Avec une telle organisation, et un intervalle entre athlètes généralement autour de 8 minutes, l’intervalle de surface entre 2 sécurités profondes est de 24 minutes. Même s’il n’existe pas de modèle de décompression spécifique à l’apnée faisant consensus à ce jour, ce niveau d’intervalle de surface/profondeur est communément reconnu comme suffisamment conservateur.

En complément, un sonar suffisamment précis est un outil indispensable, véritable œil du cyclope permettant d’accompagner l’athlète tout au long de sa plongée. Il devient alors possible d’évaluer instantanément la vitesse de descente et remontée, un éventuel retard ou une avance, et permettre aux apnéistes de sécurité de se synchroniser au mieux. Prévoir un budget de 500 à 1000€.

Conclusion

Un scooter sous-marin peut être un formidable outil pour une équipe de sécurité mais son utilisation assez technique nécessite entrainement et pratique par les apnéistes amenés à l’utiliser mais également en coordination avec le reste de l’équipe afin de réellement gagner en efficacité et sécurité.
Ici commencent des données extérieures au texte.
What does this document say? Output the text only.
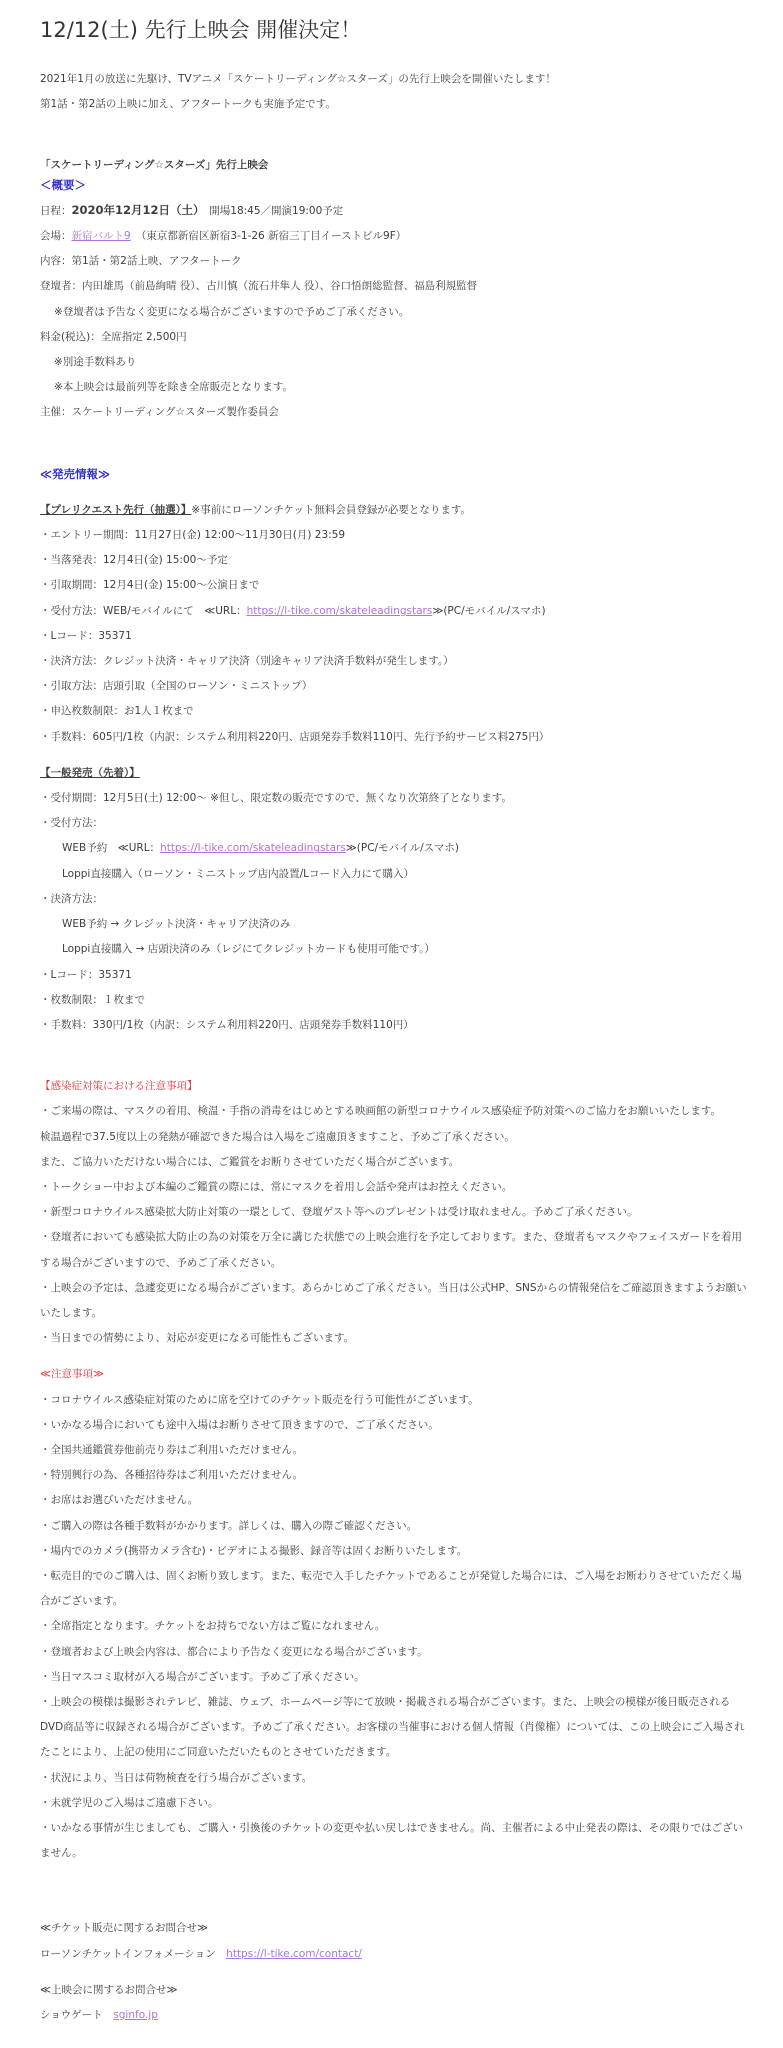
12/12(土) 先行上映会 開催決定！
2021年1月の放送に先駆け、TVアニメ「スケートリーディング☆スターズ」の先行上映会を開催いたします！
第1話・第2話の上映に加え、アフタートークも実施予定です。
「スケートリーディング☆スターズ」先行上映会
＜概要＞
日程：2020年12月12日（土）　開場18:45／開演19:00予定
会場：新宿バルト9　（東京都新宿区新宿3-1-26 新宿三丁目イーストビル9F）
内容：第1話・第2話上映、アフタートーク
登壇者：内田雄馬（前島絢晴 役）、古川慎（流石井隼人 役）、谷口悟朗総監督、福島利規監督
※登壇者は予告なく変更になる場合がございますので予めご了承ください。
料金(税込)：全席指定 2,500円
※別途手数料あり
※本上映会は最前列等を除き全席販売となります。
主催：スケートリーディング☆スターズ製作委員会
≪発売情報≫
【プレリクエスト先行（抽選）】※事前にローソンチケット無料会員登録が必要となります。
・エントリー期間：11月27日(金) 12:00～11月30日(月) 23:59
・当落発表：12月4日(金) 15:00～予定
・引取期間：12月4日(金) 15:00～公演日まで
・受付方法：WEB/モバイルにて　≪URL：https://l-tike.com/skateleadingstars≫(PC/モバイル/スマホ)
・Lコード：35371
・決済方法：クレジット決済・キャリア決済（別途キャリア決済手数料が発生します。）
・引取方法：店頭引取（全国のローソン・ミニストップ）
・申込枚数制限：お1人１枚まで
・手数料：605円/1枚（内訳：システム利用料220円、店頭発券手数料110円、先行予約サービス料275円）
【一般発売（先着）】
・受付期間：12月5日(土) 12:00～ ※但し、限定数の販売ですので、無くなり次第終了となります。
・受付方法：
WEB予約　≪URL：https://l-tike.com/skateleadingstars≫(PC/モバイル/スマホ)
Loppi直接購入（ローソン・ミニストップ店内設置/Lコード入力にて購入）
・決済方法：
WEB予約 → クレジット決済・キャリア決済のみ
Loppi直接購入 → 店頭決済のみ（レジにてクレジットカードも使用可能です。）
・Lコード：35371
・枚数制限：１枚まで
・手数料：330円/1枚（内訳：システム利用料220円、店頭発券手数料110円）
【感染症対策における注意事項】
・ご来場の際は、マスクの着用、検温・手指の消毒をはじめとする映画館の新型コロナウイルス感染症予防対策へのご協力をお願いいたします。
検温過程で37.5度以上の発熱が確認できた場合は入場をご遠慮頂きますこと、予めご了承ください。
また、ご協力いただけない場合には、ご鑑賞をお断りさせていただく場合がございます。
・トークショー中および本編のご鑑賞の際には、常にマスクを着用し会話や発声はお控えください。
・新型コロナウイルス感染拡大防止対策の一環として、登壇ゲスト等へのプレゼントは受け取れません。予めご了承ください。
・登壇者においても感染拡大防止の為の対策を万全に講じた状態での上映会進行を予定しております。また、登壇者もマスクやフェイスガードを着用する場合がございますので、予めご了承ください。
・上映会の予定は、急遽変更になる場合がございます。あらかじめご了承ください。当日は公式HP、SNSからの情報発信をご確認頂きますようお願いいたします。
・当日までの情勢により、対応が変更になる可能性もございます。
≪注意事項≫
・コロナウイルス感染症対策のために席を空けてのチケット販売を行う可能性がございます。
・いかなる場合においても途中入場はお断りさせて頂きますので、ご了承ください。
・全国共通鑑賞券他前売り券はご利用いただけません。
・特別興行の為、各種招待券はご利用いただけません。
・お席はお選びいただけません。
・ご購入の際は各種手数料がかかります。詳しくは、購入の際ご確認ください。
・場内でのカメラ(携帯カメラ含む)・ビデオによる撮影、録音等は固くお断りいたします。
・転売目的でのご購入は、固くお断り致します。また、転売で入手したチケットであることが発覚した場合には、ご入場をお断わりさせていただく場合がございます。
・全席指定となります。チケットをお持ちでない方はご覧になれません。
・登壇者および上映会内容は、都合により予告なく変更になる場合がございます。
・当日マスコミ取材が入る場合がございます。予めご了承ください。
・上映会の模様は撮影されテレビ、雑誌、ウェブ、ホームページ等にて放映・掲載される場合がございます。また、上映会の模様が後日販売されるDVD商品等に収録される場合がございます。予めご了承ください。お客様の当催事における個人情報（肖像権）については、この上映会にご入場されたことにより、上記の使用にご同意いただいたものとさせていただきます。
・状況により、当日は荷物検査を行う場合がございます。
・未就学児のご入場はご遠慮下さい。
・いかなる事情が生じましても、ご購入・引換後のチケットの変更や払い戻しはできません。尚、主催者による中止発表の際は、その限りではございません。
≪チケット販売に関するお問合せ≫
ローソンチケットインフォメーション　https://l-tike.com/contact/
≪上映会に関するお問合せ≫
ショウゲート　sginfo.jp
Il peut également générer de nouveaux risques qui doivent aussi être pris en compte dans l’organisation de l’équipe de sécurité.

Enfin n’oublions pas, pour faire de l’apnée longtemps et sereinement la plus importante précaution de sécurité est de toujours faire de l’apnée avec un binôme formé pour nous assister en cas de besoin.